My mother and I

Ibrahim Sbeih
Ibrahim Sbeih (Photo: Jordan News)
The year was 1984. I was a trainee at the Atkinson Morley’s Hospital-St. Georges University in London. Having attained my fellowship of the Royal College of Surgeons (FRCS) degree in general surgery, I applied for the exam of the Royal College of Surgeons Edinburgh for the degree of surgical neurology FRCS(Ed) SN.اضافة اعلان

This was newly invented, prestigious exam and the only one of its kind in the United Kingdom. We were 12 candidates going through the rigorous scrutiny of top 10 examiners in the fields of neurosurgery, neurology, radiology, pathology, and operative anatomy. At the end of a very long day, I was the only survivor. My name was called, and I was asked to join the examiners at the library for a drink. The other unsuccessful 11 candidates were asked to leave.

At the small ceremony with the examiners in the library, I was told there would be, in a month’s time, a big ceremony in the Royal College to receive my certification together with the other “ordinary” general surgery FRCS candidates.

I flew my mother from Jordan (my father had died one year earlier) to attend the big day.
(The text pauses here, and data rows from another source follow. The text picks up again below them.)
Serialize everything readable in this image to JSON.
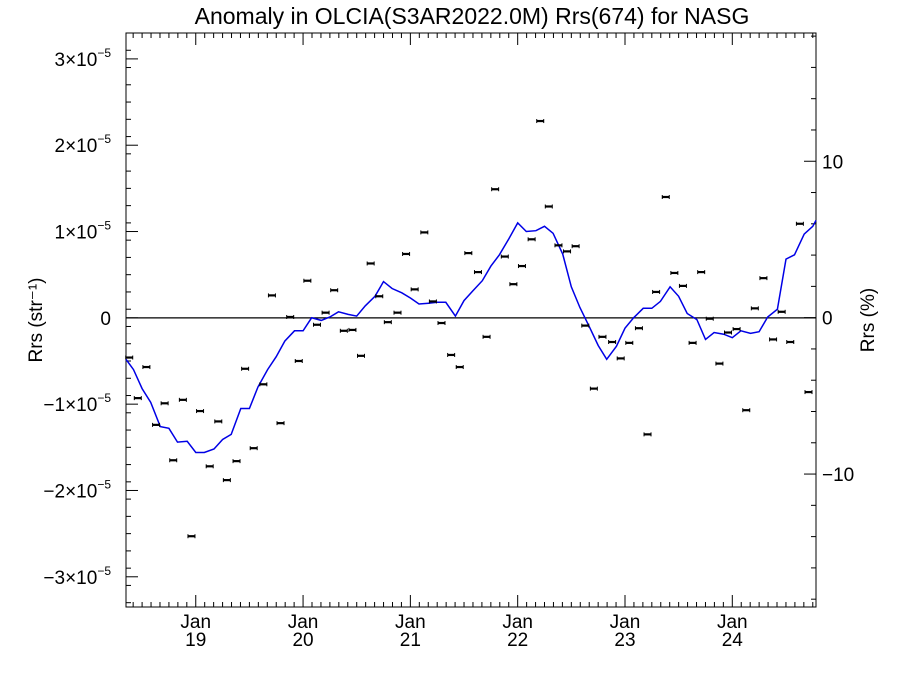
{
  "chart_data": {
    "type": "scatter",
    "title": "Anomaly in OLCIA(S3AR2022.0M) Rrs(674) for NASG",
    "ylabel_left": "Rrs (str⁻¹)",
    "ylabel_right": "Rrs (%)",
    "xlim": [
      2018.35,
      2024.78
    ],
    "ylim": [
      -3.35e-05,
      3.3e-05
    ],
    "ylim_right": [
      -18.5,
      18.2
    ],
    "x_ticks": [
      {
        "value": 2019.0,
        "month": "Jan",
        "year": "19"
      },
      {
        "value": 2020.0,
        "month": "Jan",
        "year": "20"
      },
      {
        "value": 2021.0,
        "month": "Jan",
        "year": "21"
      },
      {
        "value": 2022.0,
        "month": "Jan",
        "year": "22"
      },
      {
        "value": 2023.0,
        "month": "Jan",
        "year": "23"
      },
      {
        "value": 2024.0,
        "month": "Jan",
        "year": "24"
      }
    ],
    "y_ticks_left": [
      {
        "value": 3e-05,
        "mantissa": "3",
        "exp": "−5"
      },
      {
        "value": 2e-05,
        "mantissa": "2",
        "exp": "−5"
      },
      {
        "value": 1e-05,
        "mantissa": "1",
        "exp": "−5"
      },
      {
        "value": 0,
        "mantissa": "0",
        "exp": ""
      },
      {
        "value": -1e-05,
        "mantissa": "−1",
        "exp": "−5"
      },
      {
        "value": -2e-05,
        "mantissa": "−2",
        "exp": "−5"
      },
      {
        "value": -3e-05,
        "mantissa": "−3",
        "exp": "−5"
      }
    ],
    "y_ticks_right": [
      10,
      0,
      -10
    ],
    "zero_line": true,
    "series": [
      {
        "marker": "errorbar-point",
        "color": "#000000",
        "x": [
          2018.38,
          2018.46,
          2018.54,
          2018.63,
          2018.71,
          2018.79,
          2018.88,
          2018.96,
          2019.04,
          2019.13,
          2019.21,
          2019.29,
          2019.38,
          2019.46,
          2019.54,
          2019.63,
          2019.71,
          2019.79,
          2019.88,
          2019.96,
          2020.04,
          2020.13,
          2020.21,
          2020.29,
          2020.38,
          2020.46,
          2020.54,
          2020.63,
          2020.71,
          2020.79,
          2020.88,
          2020.96,
          2021.04,
          2021.13,
          2021.21,
          2021.29,
          2021.38,
          2021.46,
          2021.54,
          2021.63,
          2021.71,
          2021.79,
          2021.88,
          2021.96,
          2022.04,
          2022.13,
          2022.21,
          2022.29,
          2022.38,
          2022.46,
          2022.54,
          2022.63,
          2022.71,
          2022.79,
          2022.88,
          2022.96,
          2023.04,
          2023.13,
          2023.21,
          2023.29,
          2023.38,
          2023.46,
          2023.54,
          2023.63,
          2023.71,
          2023.79,
          2023.88,
          2023.96,
          2024.04,
          2024.13,
          2024.21,
          2024.29,
          2024.38,
          2024.46,
          2024.54,
          2024.63,
          2024.71
        ],
        "y": [
          -4.6e-06,
          -9.3e-06,
          -5.7e-06,
          -1.24e-05,
          -9.9e-06,
          -1.65e-05,
          -9.5e-06,
          -2.53e-05,
          -1.08e-05,
          -1.72e-05,
          -1.2e-05,
          -1.88e-05,
          -1.66e-05,
          -5.9e-06,
          -1.51e-05,
          -7.7e-06,
          2.6e-06,
          -1.22e-05,
          1e-07,
          -5e-06,
          4.3e-06,
          -8e-07,
          6e-07,
          3.2e-06,
          -1.5e-06,
          -1.4e-06,
          -4.4e-06,
          6.3e-06,
          2.5e-06,
          -5e-07,
          6e-07,
          7.4e-06,
          3.3e-06,
          9.9e-06,
          1.9e-06,
          -6e-07,
          -4.3e-06,
          -5.7e-06,
          7.5e-06,
          5.3e-06,
          -2.2e-06,
          1.49e-05,
          7.1e-06,
          3.9e-06,
          6e-06,
          9.1e-06,
          2.28e-05,
          1.29e-05,
          8.4e-06,
          7.7e-06,
          8.3e-06,
          -9e-07,
          -8.2e-06,
          -2.2e-06,
          -2.8e-06,
          -4.7e-06,
          -2.9e-06,
          -1.2e-06,
          -1.35e-05,
          3e-06,
          1.4e-05,
          5.2e-06,
          3.7e-06,
          -2.9e-06,
          5.3e-06,
          -1e-07,
          -5.3e-06,
          -1.7e-06,
          -1.3e-06,
          -1.07e-05,
          1.1e-06,
          4.6e-06,
          -2.5e-06,
          7e-07,
          -2.8e-06,
          1.09e-05,
          -8.6e-06
        ]
      },
      {
        "marker": "line",
        "color": "#0000e6",
        "x": [
          2018.35,
          2018.42,
          2018.5,
          2018.58,
          2018.67,
          2018.75,
          2018.83,
          2018.92,
          2019.0,
          2019.08,
          2019.17,
          2019.25,
          2019.33,
          2019.42,
          2019.5,
          2019.58,
          2019.67,
          2019.75,
          2019.83,
          2019.92,
          2020.0,
          2020.08,
          2020.17,
          2020.25,
          2020.33,
          2020.42,
          2020.5,
          2020.58,
          2020.67,
          2020.75,
          2020.83,
          2020.92,
          2021.0,
          2021.08,
          2021.17,
          2021.25,
          2021.33,
          2021.42,
          2021.5,
          2021.58,
          2021.67,
          2021.75,
          2021.83,
          2021.92,
          2022.0,
          2022.08,
          2022.17,
          2022.25,
          2022.33,
          2022.42,
          2022.5,
          2022.58,
          2022.67,
          2022.75,
          2022.83,
          2022.92,
          2023.0,
          2023.08,
          2023.17,
          2023.25,
          2023.33,
          2023.42,
          2023.5,
          2023.58,
          2023.67,
          2023.75,
          2023.83,
          2023.92,
          2024.0,
          2024.08,
          2024.17,
          2024.25,
          2024.33,
          2024.42,
          2024.5,
          2024.58,
          2024.67,
          2024.75,
          2024.78
        ],
        "y": [
          -4.8e-06,
          -6e-06,
          -8.2e-06,
          -9.8e-06,
          -1.26e-05,
          -1.28e-05,
          -1.44e-05,
          -1.43e-05,
          -1.56e-05,
          -1.56e-05,
          -1.52e-05,
          -1.41e-05,
          -1.35e-05,
          -1.05e-05,
          -1.05e-05,
          -8e-06,
          -6e-06,
          -4.5e-06,
          -2.7e-06,
          -1.5e-06,
          -1.5e-06,
          0,
          -3e-07,
          1e-07,
          7e-07,
          4e-07,
          2e-07,
          1.4e-06,
          2.5e-06,
          4.2e-06,
          3.4e-06,
          2.9e-06,
          2.3e-06,
          1.6e-06,
          1.7e-06,
          1.8e-06,
          1.8e-06,
          2e-07,
          2e-06,
          3.1e-06,
          4.3e-06,
          6e-06,
          7.3e-06,
          9.2e-06,
          1.1e-05,
          1e-05,
          1.01e-05,
          1.06e-05,
          9.8e-06,
          7.4e-06,
          3.6e-06,
          1.2e-06,
          -1.1e-06,
          -3.2e-06,
          -4.8e-06,
          -3.3e-06,
          -1.2e-06,
          0,
          1.1e-06,
          1.1e-06,
          1.9e-06,
          3.6e-06,
          2.5e-06,
          5e-07,
          -2e-07,
          -2.5e-06,
          -1.7e-06,
          -1.9e-06,
          -2.3e-06,
          -1.5e-06,
          -1.8e-06,
          -1.6e-06,
          1e-07,
          1e-06,
          6.8e-06,
          7.3e-06,
          9.7e-06,
          1.06e-05,
          1.13e-05
        ]
      }
    ]
  }
}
My mother bought a beautiful blue dress and she was full of pride and joy as we were walking towards the Royal College from a nearby hotel. As we walked I remembered that my mother likes, on big occasions, to ululate (a long wavering high pitched vocal sound, produced by rapid back and forth movement of the tongue) as an expression of happiness and celebration. I politely told her it would be highly inappropriate to do so at the Royal College. I added that “those awfully nice British people would not understand this and may translate your ululation as a primitive act.” She assured me she would never do anything that could remotely embarrass me.

Upon our arrival we were separated. She sat in the family section with families of the “ordinary” FRCS general surgery candidates. I was taken to a room where I was dressed in a special gown and a clerk with a big royal cloak and a big royal pole in his hand opened a big door and announced my arrival by knocking on the floor. I stood up on the stage facing the president and members of the board of the Royal College, with my back towards the audience in the expansive hall where everybody was seated.

I raised my right hand and swore, after the president, the oath of the college. As I turned to face the audience, my mother’s ululation filled the air of the Royal College, and all of Edinburgh. Those seconds as I was turning on the stage felt like years, and I wished that the ground underneath would open up and engulf me. To my surprise everybody; president and board, candidates and their families, clerks and guards stood facing my mother in her blue dress and triumphant smile with a five-minute standing ovation. For them this was a proud mother expressing her joy over her son’s achievement. At the hotel outside the Royal College, at the end of ceremony, everybody waited to have a picture with my mother.

Later she told me “For my soul I would not have missed this once in a life time chance.”

The moral of the story: Our mothers know better.